Asha Hanafi Ally is a nurse who attended an orientation for health care providers in Tanga City, Tanzania, on counseling adolescents and youths seeking reproductive health services at public facilities. The Challenge Initiative (TCI) – locally implemented as Tupange Pamoja (loosely translated “let us plan together”) – has been training providers there on how to use TCI’s evidence-based interventions to increase contraceptive services among men and women of reproductive age.

Asha works in the Reproductive, Maternal and Child Health Section (RMCH), a facility that is not supported by TCI, where she meets young girls (10- to 18-years old) coming for services. Her experience is a good example of how TCI’s approaches can diffuse beyond the facilities directly supported by TCI.

You may not know it, but this program has empowered me a great deal in notable ways. But, key among them was the training on provision of youth-friendly services given to me. Prior to the training, we had many youths asking us information about contraceptives, but I had no knowledge of providing services to them.

I have always wanted to be able to help young girls coming to the facility but I did not know how. I met a young girl of 13 years, crying helpless with a child on her hands. Based on the orientation given to me, I calmed her down and talked to her about safe birth spacing. She was happy and came back with her mother to learn more about contraception. I am happy for Tupange Pamoja for training some of our facility in-charges who have trained us also even though we are not in the program.”

Asha Hanafi Ally

Asha said she and her colleagues go to the communities on a regular basis to speak to parents and young girls about reproductive health.
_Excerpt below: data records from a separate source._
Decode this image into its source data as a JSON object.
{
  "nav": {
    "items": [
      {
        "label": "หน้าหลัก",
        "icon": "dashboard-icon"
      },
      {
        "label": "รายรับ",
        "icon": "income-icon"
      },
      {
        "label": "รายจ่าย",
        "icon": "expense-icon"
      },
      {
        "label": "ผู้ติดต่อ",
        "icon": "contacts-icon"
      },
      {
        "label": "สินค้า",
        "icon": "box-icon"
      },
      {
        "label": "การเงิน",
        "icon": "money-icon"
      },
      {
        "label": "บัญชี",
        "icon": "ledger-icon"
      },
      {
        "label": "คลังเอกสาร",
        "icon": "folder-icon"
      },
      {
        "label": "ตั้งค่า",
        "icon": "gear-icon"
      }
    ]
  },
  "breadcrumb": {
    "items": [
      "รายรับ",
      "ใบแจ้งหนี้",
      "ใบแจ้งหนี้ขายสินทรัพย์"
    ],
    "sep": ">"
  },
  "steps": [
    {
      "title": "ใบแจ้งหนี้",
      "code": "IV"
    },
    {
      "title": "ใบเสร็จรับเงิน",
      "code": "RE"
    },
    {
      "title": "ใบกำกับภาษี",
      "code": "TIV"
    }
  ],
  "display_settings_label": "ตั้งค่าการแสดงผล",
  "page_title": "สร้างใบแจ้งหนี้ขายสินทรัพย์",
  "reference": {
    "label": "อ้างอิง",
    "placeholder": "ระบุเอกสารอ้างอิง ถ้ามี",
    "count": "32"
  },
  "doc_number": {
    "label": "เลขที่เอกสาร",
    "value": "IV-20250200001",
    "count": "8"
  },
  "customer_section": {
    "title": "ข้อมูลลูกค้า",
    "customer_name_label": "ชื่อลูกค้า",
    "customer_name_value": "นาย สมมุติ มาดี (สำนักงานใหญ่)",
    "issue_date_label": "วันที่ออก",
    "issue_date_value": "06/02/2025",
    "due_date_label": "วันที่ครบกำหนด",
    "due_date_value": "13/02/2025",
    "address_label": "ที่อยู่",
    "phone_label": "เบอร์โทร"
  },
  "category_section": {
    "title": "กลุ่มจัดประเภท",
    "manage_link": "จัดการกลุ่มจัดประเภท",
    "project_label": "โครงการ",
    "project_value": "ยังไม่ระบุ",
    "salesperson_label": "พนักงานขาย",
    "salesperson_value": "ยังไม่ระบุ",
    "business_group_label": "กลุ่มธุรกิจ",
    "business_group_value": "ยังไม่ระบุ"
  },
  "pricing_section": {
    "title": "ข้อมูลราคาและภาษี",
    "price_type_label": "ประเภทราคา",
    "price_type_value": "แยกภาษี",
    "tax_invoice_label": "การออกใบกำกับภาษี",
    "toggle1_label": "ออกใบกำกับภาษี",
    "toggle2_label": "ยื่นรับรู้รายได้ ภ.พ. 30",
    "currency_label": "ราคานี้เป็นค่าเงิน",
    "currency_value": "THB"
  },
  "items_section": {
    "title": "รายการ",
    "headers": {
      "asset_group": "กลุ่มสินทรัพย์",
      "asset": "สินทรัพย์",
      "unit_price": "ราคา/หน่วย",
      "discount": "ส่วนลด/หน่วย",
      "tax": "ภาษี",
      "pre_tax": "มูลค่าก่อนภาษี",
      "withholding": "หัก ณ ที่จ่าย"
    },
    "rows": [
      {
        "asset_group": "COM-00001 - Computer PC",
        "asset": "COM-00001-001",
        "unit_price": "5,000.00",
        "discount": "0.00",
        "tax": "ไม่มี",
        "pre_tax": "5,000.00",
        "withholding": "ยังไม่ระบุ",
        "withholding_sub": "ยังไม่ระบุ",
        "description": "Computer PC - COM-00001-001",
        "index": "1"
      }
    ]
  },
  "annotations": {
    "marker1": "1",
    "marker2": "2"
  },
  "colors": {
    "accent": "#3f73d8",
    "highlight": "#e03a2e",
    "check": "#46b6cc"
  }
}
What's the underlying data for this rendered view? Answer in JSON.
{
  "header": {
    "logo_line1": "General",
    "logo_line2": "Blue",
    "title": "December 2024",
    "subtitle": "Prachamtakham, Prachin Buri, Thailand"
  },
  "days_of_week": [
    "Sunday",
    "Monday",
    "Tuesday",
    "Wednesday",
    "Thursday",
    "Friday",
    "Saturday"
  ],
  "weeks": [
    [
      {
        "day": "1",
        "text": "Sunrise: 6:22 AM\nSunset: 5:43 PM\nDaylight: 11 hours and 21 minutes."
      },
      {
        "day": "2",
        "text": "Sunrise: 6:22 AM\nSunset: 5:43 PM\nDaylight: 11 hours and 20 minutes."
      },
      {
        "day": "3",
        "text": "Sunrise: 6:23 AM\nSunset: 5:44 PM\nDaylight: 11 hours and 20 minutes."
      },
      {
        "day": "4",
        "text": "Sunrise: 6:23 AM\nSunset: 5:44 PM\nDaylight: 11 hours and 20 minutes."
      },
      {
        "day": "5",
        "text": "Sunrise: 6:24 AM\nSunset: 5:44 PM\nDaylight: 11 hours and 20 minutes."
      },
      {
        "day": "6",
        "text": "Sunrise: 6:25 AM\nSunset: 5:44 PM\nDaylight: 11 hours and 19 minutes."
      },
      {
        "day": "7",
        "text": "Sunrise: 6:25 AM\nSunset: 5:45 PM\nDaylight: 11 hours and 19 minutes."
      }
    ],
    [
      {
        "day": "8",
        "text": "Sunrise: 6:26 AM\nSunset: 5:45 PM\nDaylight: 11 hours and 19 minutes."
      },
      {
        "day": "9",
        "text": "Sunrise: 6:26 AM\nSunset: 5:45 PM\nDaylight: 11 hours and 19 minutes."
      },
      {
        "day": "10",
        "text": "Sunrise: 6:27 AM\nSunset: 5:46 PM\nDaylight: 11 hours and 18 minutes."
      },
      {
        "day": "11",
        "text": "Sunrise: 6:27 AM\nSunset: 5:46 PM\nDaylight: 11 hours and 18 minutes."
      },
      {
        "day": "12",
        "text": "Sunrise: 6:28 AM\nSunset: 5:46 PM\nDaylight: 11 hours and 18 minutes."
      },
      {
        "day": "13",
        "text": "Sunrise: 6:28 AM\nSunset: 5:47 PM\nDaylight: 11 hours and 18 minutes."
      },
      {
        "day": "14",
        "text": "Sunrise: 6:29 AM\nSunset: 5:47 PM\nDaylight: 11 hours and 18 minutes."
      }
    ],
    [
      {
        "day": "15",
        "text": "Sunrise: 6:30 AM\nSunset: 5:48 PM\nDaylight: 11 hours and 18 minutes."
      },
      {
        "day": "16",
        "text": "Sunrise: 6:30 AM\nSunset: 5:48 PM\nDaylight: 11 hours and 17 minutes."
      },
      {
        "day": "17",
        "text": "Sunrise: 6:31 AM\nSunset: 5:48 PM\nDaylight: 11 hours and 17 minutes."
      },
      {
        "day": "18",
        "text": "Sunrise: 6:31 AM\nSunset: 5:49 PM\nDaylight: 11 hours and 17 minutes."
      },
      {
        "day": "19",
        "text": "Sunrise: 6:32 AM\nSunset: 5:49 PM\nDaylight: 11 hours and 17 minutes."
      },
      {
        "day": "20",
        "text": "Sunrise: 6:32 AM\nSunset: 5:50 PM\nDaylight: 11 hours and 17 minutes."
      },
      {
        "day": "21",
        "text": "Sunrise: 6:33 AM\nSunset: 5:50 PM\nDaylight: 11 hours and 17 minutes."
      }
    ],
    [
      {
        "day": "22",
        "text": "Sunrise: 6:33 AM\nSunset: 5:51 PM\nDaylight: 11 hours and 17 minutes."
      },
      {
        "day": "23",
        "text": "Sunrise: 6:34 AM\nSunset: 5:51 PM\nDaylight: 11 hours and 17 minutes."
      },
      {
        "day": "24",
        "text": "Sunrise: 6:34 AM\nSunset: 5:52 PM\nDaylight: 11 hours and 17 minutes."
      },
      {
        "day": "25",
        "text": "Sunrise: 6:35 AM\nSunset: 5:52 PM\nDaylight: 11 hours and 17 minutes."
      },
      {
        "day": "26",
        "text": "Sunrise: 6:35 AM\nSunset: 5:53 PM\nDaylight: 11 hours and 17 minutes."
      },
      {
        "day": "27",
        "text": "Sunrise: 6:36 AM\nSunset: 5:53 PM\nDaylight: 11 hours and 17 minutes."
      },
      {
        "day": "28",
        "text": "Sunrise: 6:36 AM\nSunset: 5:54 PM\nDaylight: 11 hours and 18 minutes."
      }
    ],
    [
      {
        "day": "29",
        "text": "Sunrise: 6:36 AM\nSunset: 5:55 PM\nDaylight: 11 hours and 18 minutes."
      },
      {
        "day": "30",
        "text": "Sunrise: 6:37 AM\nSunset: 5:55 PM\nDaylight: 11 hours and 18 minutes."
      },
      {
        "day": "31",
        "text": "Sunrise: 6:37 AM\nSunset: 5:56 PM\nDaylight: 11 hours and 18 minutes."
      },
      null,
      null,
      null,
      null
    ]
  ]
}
Through community dialogues, they have been able to address various health concerns related to contraception services and young people. The youth have their own social groups and invite Asha to talk to them.

We have to be more accessible to them [adolescents and youth] – if we want to improve the services we offer them. When we interact with them, we help them make informed voluntary choice. For years, I have worked as a nurse, but I never thought I could learn from peers and do the same in my facility. Why should I deny my community and remain attending to young pregnant girls yet we have a solution to our problems?”

Asha’s facility is one that has adapted two TCI proven approaches — youth-friendly fixed day static services (also referred to as Special FP Days) and community dialogues — to reach out to youth. According to Mary Joseph, TCI’s focal person for Tanga City, Asha’s facility mobilized its own resources to strengthen the capacity of providers to deliver youth-friendly services. Since Asha’s training, more than 100 adolescents have received contraceptive services at the facility, of whom about 65 have taken up a modern family planning method.